Hands of steel. Leaving off from fists of stone, Sean Ragay, the teenage son of Cebuano lawyer Efren Ragay, captured top honors in the on-going 2007 USA Shooting Junior Olympic National Championships, held in Colorado this year, bagging the grand prize in the Free Pistol event.
A dispatch from Najasila Campbell at the USA Shooting pressroom had Sean entering the finals, held last March 13, with 522 points a full six points ahead of his closest contender, Cody Owsley of Kansas. He ultimately finished with 607.9 for the gold. As soon as the games close on the 24th, Sean will begin training for the Rapid Fire championships in Plzen, the Czech Republic this June.

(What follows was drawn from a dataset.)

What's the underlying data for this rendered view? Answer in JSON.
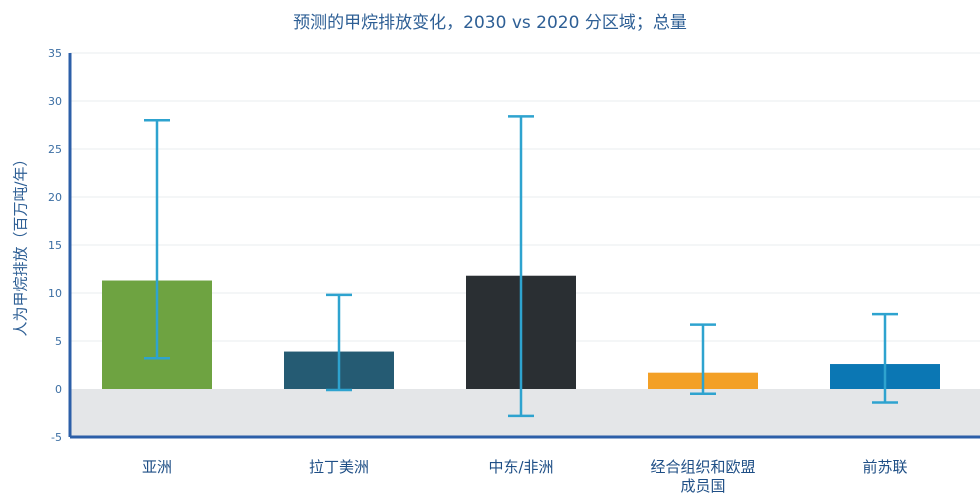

‘Torney Efren, per our last email, month, said Sean will also be competing next month to qualify for the Pan American Games and hopefully win a quota and sport for the Summer Olympics in Beijing.
Sean is in the US National Development Team, the government funded training pool for athletes eyed for entry to the US team for the Olympics. Free Pistol is one of the hardest Olympic shooting events.
In this event, a competitor has an hour and forty-five minutes to fire 60 shots at a 10.5x12-inch target paper with a four-inch nine-ring set 50 meters away. At that distance, the scoring ring will look no bigger than a thumbtack.
There are few restrictions on the pistol used. It has to be a .22 rimfire pistol with open sights. The trip may not make contact with the hand beyond the wrist. There aren’t any restrictions as to the barrel length, sight radius, or trigger weight.
With fewer restrictions, winning or losing comes only by way of skill and concentration.
Annual awards. The Sportswriters Association of Cebu (SAC) will hold their yearly awards night on the 13th of next month, if all goes well. It’s a very noble cause – recognizing, beyond the published story, Cebuano athletes who, by their labors and sacrifice, have helped made us prouder of our selves through their achievements.
The SAC had previously given recognition to two athletes from the shooting sport – Dino Cinco and Lito Ladroma.
Dino was given his in 2004, for winning a string of matches organized by the Philippine Practical shooting Association that year. Lito got given his in 2005, for his entry into the National Team that competed in the World Shoot XIV in Guayaquil, Ecuador.
The organization didn’t have an honoree for shooting in 2006 but, this year, I’ve recommended via board member Mike Limpag an athlete I believe firmly deserves recognition for, against tough odds and naysayers, winning in an international shooting competition held in Singapore last year.
I will not reveal his name as of yet, pending word from the SAC. I am not a member of the organization so my endorsement is only as good as 'Bai Mike's lobbying skills.